During my winter at the south pole, some friends of mine were working on a multi-layered research project using a number of related instruments. In order to make the most of their time there, and the considerable expense and logistical hassle of getting and being down there to collect this data, they were milking every drop of knowledge from their dataset. They liked to compare it to using the whole animal, not just eating the choice meat and discarding the rest. Even that scrap of sinew can be used for something.
This is how I feel about teaching. I want to grapple with the whole animal, and I want to learn from everything I do. I want to keep seeing my mistakes as learning opportunities, and keep remembering that this whole endeavor is for the students. My rudder is my students’ learning, and I want everything I do to be focused on that anchor.

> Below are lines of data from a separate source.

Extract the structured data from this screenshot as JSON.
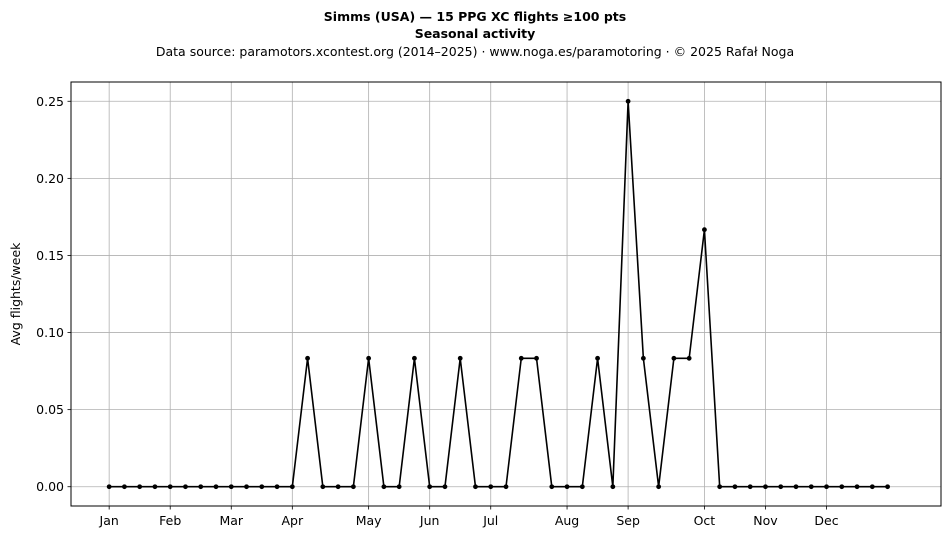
{
  "chart_data": {
    "type": "line",
    "title": "Simms (USA)  —  15 PPG XC flights ≥100 pts",
    "subtitle": "Seasonal activity",
    "source_note": "Data source: paramotors.xcontest.org (2014–2025)  ·  www.noga.es/paramotoring  ·  © 2025 Rafał Noga",
    "xlabel": "",
    "ylabel": "Avg flights/week",
    "xlim": [
      -2.5,
      54.5
    ],
    "ylim": [
      -0.0125,
      0.2625
    ],
    "y_ticks": [
      0.0,
      0.05,
      0.1,
      0.15,
      0.2,
      0.25
    ],
    "y_tick_labels": [
      "0.00",
      "0.05",
      "0.10",
      "0.15",
      "0.20",
      "0.25"
    ],
    "x_ticks": [
      0,
      4,
      8,
      12,
      17,
      21,
      25,
      30,
      34,
      39,
      43,
      47
    ],
    "x_tick_labels": [
      "Jan",
      "Feb",
      "Mar",
      "Apr",
      "May",
      "Jun",
      "Jul",
      "Aug",
      "Sep",
      "Oct",
      "Nov",
      "Dec"
    ],
    "grid": true,
    "series": [
      {
        "x": [
          0,
          1,
          2,
          3,
          4,
          5,
          6,
          7,
          8,
          9,
          10,
          11,
          12,
          13,
          14,
          15,
          16,
          17,
          18,
          19,
          20,
          21,
          22,
          23,
          24,
          25,
          26,
          27,
          28,
          29,
          30,
          31,
          32,
          33,
          34,
          35,
          36,
          37,
          38,
          39,
          40,
          41,
          42,
          43,
          44,
          45,
          46,
          47,
          48,
          49,
          50,
          51
        ],
        "values": [
          0,
          0,
          0,
          0,
          0,
          0,
          0,
          0,
          0,
          0,
          0,
          0,
          0,
          0.0833,
          0,
          0,
          0,
          0.0833,
          0,
          0,
          0.0833,
          0,
          0,
          0.0833,
          0,
          0,
          0,
          0.0833,
          0.0833,
          0,
          0,
          0,
          0.0833,
          0,
          0.25,
          0.0833,
          0,
          0.0833,
          0.0833,
          0.1667,
          0,
          0,
          0,
          0,
          0,
          0,
          0,
          0,
          0,
          0,
          0,
          0
        ],
        "color": "#000000",
        "marker": "circle"
      }
    ]
  }
}
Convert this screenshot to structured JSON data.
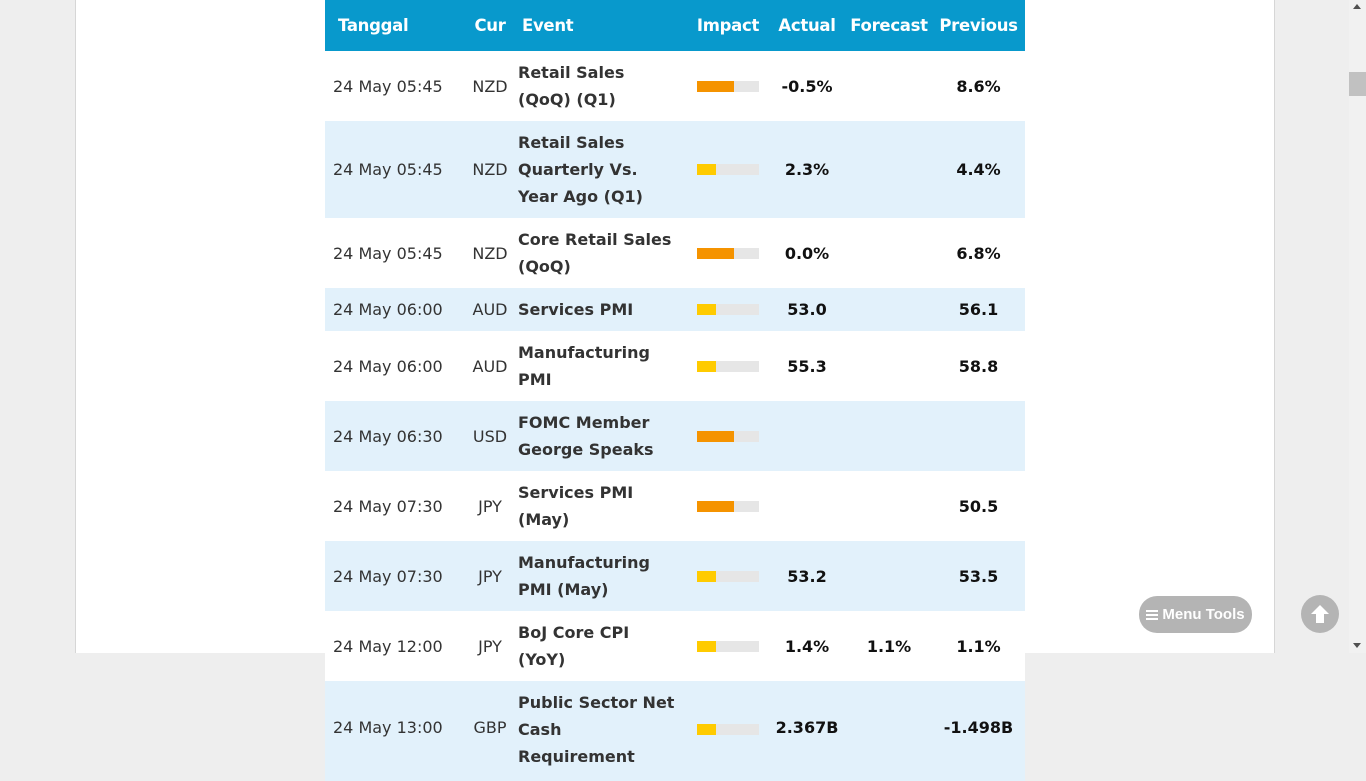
{
  "columns": {
    "date": "Tanggal",
    "currency": "Cur",
    "event": "Event",
    "impact": "Impact",
    "actual": "Actual",
    "forecast": "Forecast",
    "previous": "Previous"
  },
  "impact_levels": {
    "medium": {
      "fill_fraction": 0.6,
      "color": "#f59300"
    },
    "low": {
      "fill_fraction": 0.3,
      "color": "#ffcb00"
    }
  },
  "events": [
    {
      "date": "24 May 05:45",
      "currency": "NZD",
      "event": "Retail Sales (QoQ) (Q1)",
      "impact": "medium",
      "actual": "-0.5%",
      "forecast": "",
      "previous": "8.6%"
    },
    {
      "date": "24 May 05:45",
      "currency": "NZD",
      "event": "Retail Sales Quarterly Vs. Year Ago (Q1)",
      "impact": "low",
      "actual": "2.3%",
      "forecast": "",
      "previous": "4.4%"
    },
    {
      "date": "24 May 05:45",
      "currency": "NZD",
      "event": "Core Retail Sales (QoQ)",
      "impact": "medium",
      "actual": "0.0%",
      "forecast": "",
      "previous": "6.8%"
    },
    {
      "date": "24 May 06:00",
      "currency": "AUD",
      "event": "Services PMI",
      "impact": "low",
      "actual": "53.0",
      "forecast": "",
      "previous": "56.1"
    },
    {
      "date": "24 May 06:00",
      "currency": "AUD",
      "event": "Manufacturing PMI",
      "impact": "low",
      "actual": "55.3",
      "forecast": "",
      "previous": "58.8"
    },
    {
      "date": "24 May 06:30",
      "currency": "USD",
      "event": "FOMC Member George Speaks",
      "impact": "medium",
      "actual": "",
      "forecast": "",
      "previous": ""
    },
    {
      "date": "24 May 07:30",
      "currency": "JPY",
      "event": "Services PMI (May)",
      "impact": "medium",
      "actual": "",
      "forecast": "",
      "previous": "50.5"
    },
    {
      "date": "24 May 07:30",
      "currency": "JPY",
      "event": "Manufacturing PMI (May)",
      "impact": "low",
      "actual": "53.2",
      "forecast": "",
      "previous": "53.5"
    },
    {
      "date": "24 May 12:00",
      "currency": "JPY",
      "event": "BoJ Core CPI (YoY)",
      "impact": "low",
      "actual": "1.4%",
      "forecast": "1.1%",
      "previous": "1.1%"
    },
    {
      "date": "24 May 13:00",
      "currency": "GBP",
      "event": "Public Sector Net Cash Requirement",
      "impact": "low",
      "actual": "2.367B",
      "forecast": "",
      "previous": "-1.498B"
    }
  ],
  "menu_tools_label": "Menu Tools",
  "icons": {
    "menu": "hamburger-icon",
    "scroll_top": "arrow-up-circle-icon"
  }
}
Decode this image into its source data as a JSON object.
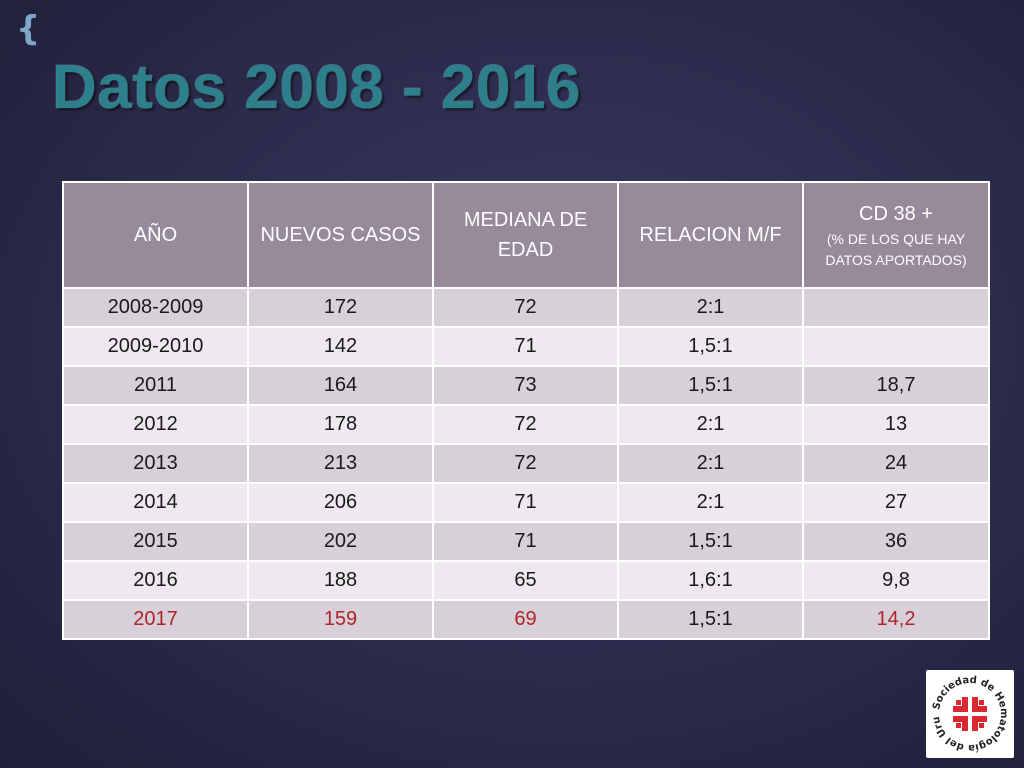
{
  "slide": {
    "title": "Datos 2008 - 2016"
  },
  "table": {
    "headers": {
      "year": "AÑO",
      "cases": "NUEVOS CASOS",
      "median_age": "MEDIANA DE EDAD",
      "ratio": "RELACION M/F",
      "cd38": "CD 38 +",
      "cd38_sub": "(% DE LOS QUE HAY DATOS APORTADOS)"
    },
    "rows": [
      {
        "year": "2008-2009",
        "cases": "172",
        "median_age": "72",
        "ratio": "2:1",
        "cd38": ""
      },
      {
        "year": "2009-2010",
        "cases": "142",
        "median_age": "71",
        "ratio": "1,5:1",
        "cd38": ""
      },
      {
        "year": "2011",
        "cases": "164",
        "median_age": "73",
        "ratio": "1,5:1",
        "cd38": "18,7"
      },
      {
        "year": "2012",
        "cases": "178",
        "median_age": "72",
        "ratio": "2:1",
        "cd38": "13"
      },
      {
        "year": "2013",
        "cases": "213",
        "median_age": "72",
        "ratio": "2:1",
        "cd38": "24"
      },
      {
        "year": "2014",
        "cases": "206",
        "median_age": "71",
        "ratio": "2:1",
        "cd38": "27"
      },
      {
        "year": "2015",
        "cases": "202",
        "median_age": "71",
        "ratio": "1,5:1",
        "cd38": "36"
      },
      {
        "year": "2016",
        "cases": "188",
        "median_age": "65",
        "ratio": "1,6:1",
        "cd38": "9,8"
      },
      {
        "year": "2017",
        "cases": "159",
        "median_age": "69",
        "ratio": "1,5:1",
        "cd38": "14,2"
      }
    ]
  },
  "logo": {
    "text": "Sociedad de Hematología del Uruguay",
    "accent_color": "#d9282f"
  },
  "colors": {
    "header_bg": "#978a9b",
    "row_odd": "#d8d0d9",
    "row_even": "#ede9ee",
    "highlight_text": "#b0232a",
    "title": "#2e7f8c"
  }
}
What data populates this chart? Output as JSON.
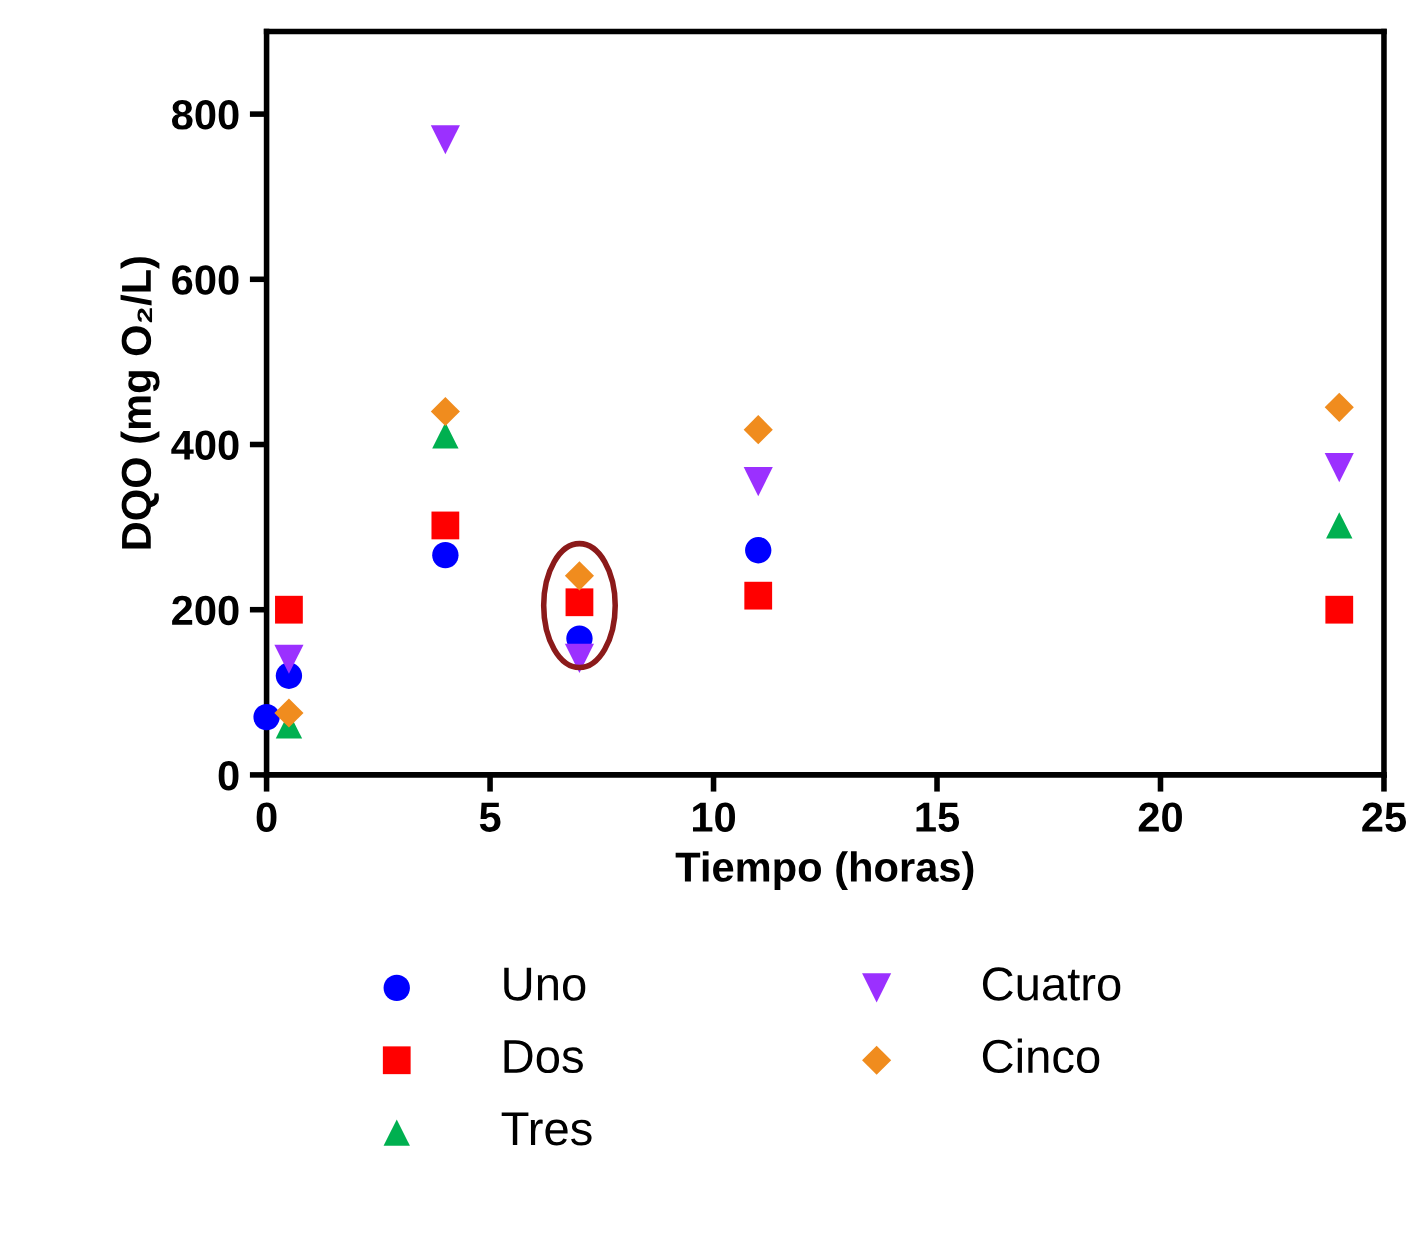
{
  "chart_data": {
    "type": "scatter",
    "xlabel": "Tiempo (horas)",
    "ylabel": "DQO (mg O₂/L)",
    "x": [
      0,
      0.5,
      4,
      7,
      11,
      24
    ],
    "series": [
      {
        "name": "Uno",
        "color": "#0000ff",
        "marker": "circle",
        "values": [
          70,
          120,
          266,
          165,
          272,
          null
        ]
      },
      {
        "name": "Dos",
        "color": "#ff0000",
        "marker": "square",
        "values": [
          null,
          200,
          302,
          209,
          217,
          200
        ]
      },
      {
        "name": "Tres",
        "color": "#00b050",
        "marker": "triangle",
        "values": [
          null,
          60,
          411,
          null,
          null,
          302
        ]
      },
      {
        "name": "Cuatro",
        "color": "#9b30ff",
        "marker": "triangle_down",
        "values": [
          null,
          140,
          769,
          141,
          355,
          372
        ]
      },
      {
        "name": "Cinco",
        "color": "#f08c1e",
        "marker": "diamond",
        "values": [
          null,
          75,
          440,
          241,
          418,
          445
        ]
      }
    ],
    "xlim": [
      0,
      25
    ],
    "xticks": [
      0,
      5,
      10,
      15,
      20,
      25
    ],
    "ylim": [
      0,
      900
    ],
    "yticks": [
      0,
      200,
      400,
      600,
      800
    ],
    "grid": false,
    "legend": "bottom"
  }
}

I am ambitious: I am starting my first teaching job in a week, but that’s no reason to shy away from doing (attempting to do) the right thing. For me, right now, that right thing has three main components:
- using a student centered teaching approach (modeling approach in physics, project-based learning in environmental science),
- using standards based grading, and
- establishing a climate of trust and relationship in my classroom.
I plan to use this blog to ruminate on some of these, mostly the grading and the modeling, both of which are new to me (both as a teacher and as a student), so they feel a bit strange in my mouth still. Yes, I drank the kool-aid somewhere between earning my teaching license and getting my first job. I’m going to go bite off more than I can chew, and try to digest it here.